Uno de los elementos que más me ha interesado es el juego constante de dualidades. Hay luz y oscuridad, belleza y violencia, memoria y olvido. La imagen del sol y la lluvia, asociada a un momento decisivo de la vida de Hélène, resume muy bien el tono de la novela: una mezcla de claridad creativa y amenaza latente. Esa tensión está presente durante toda la lectura y hace que el libro tenga una atmósfera muy particular.

También me parece muy sugerente la conexión con la optografía y con Los hermanos Kip, de Julio Verne. La idea de que una última imagen pueda quedar grabada en los ojos da al título una dimensión inquietante y poética. Estás en mis ojos habla de mirar, pero también de ser mirado, de permanecer, de no desaparecer del todo mientras alguien conserve tu historia.

La inspectora Isabel Santolaria aporta otra capa interesante. Su investigación no funciona únicamente como mecanismo de suspense. A medida que se acerca a la vida de Hélène, también ilumina zonas de su propio presente. Esa relación entre la mujer investigada y la mujer que investiga da profundidad a la novela y evita que todo se reduzca a un caso del pasado.

Mi valoración es de 4 sobre 5. Me ha parecido una lectura sólida, sensible y con una carga simbólica muy potente. Una novela recomendable para quienes disfrutan de los libros que mezclan realidad, ficción, arte y memoria sin renunciar a una trama envolvente.

Lo mejor

  • La recuperación literaria de una figura femenina vinculada a la fotografía y a la memoria visual.
  • La mezcla entre ficción y hechos reales, bien integrada en la narración.
  • El simbolismo del título y su conexión con la idea de la última imagen.
  • La atmósfera de la novela, marcada por la tensión entre luz y sombra.

Lo menos bueno

  • Algunos lectores que busquen una novela de ritmo muy rápido pueden sentir que la parte reflexiva pesa más que la acción.
  • La riqueza simbólica exige una lectura atenta para apreciar todos sus matices.

¿A quién lo recomiendo?

Recomiendo Estás en mis ojos a lectores interesados en novelas que mezclan ficción y hechos reales, especialmente si les atraen las historias relacionadas con el arte, la fotografía, los archivos y la memoria.
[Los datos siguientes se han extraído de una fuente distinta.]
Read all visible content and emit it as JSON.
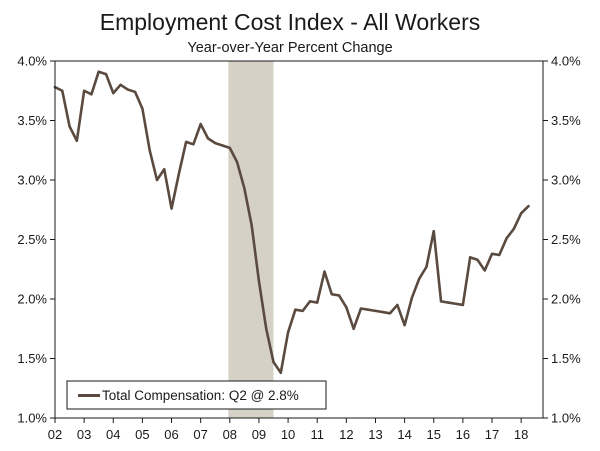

También puede gustar a quienes disfrutan de narraciones con una investigación de fondo, pero con un peso emocional y literario más importante que el simple giro de suspense.

Es una buena elección para lectores que valoran las novelas que rescatan vidas olvidadas y que dejan una sensación de permanencia al cerrarlas. No es solo una historia sobre un caso del pasado. Es una reflexión sobre cómo miramos, qué recordamos y quién decide qué vidas merecen ser contadas.

Hay vidas que solo se iluminan cuando alguien se detiene a mirarlas de verdad.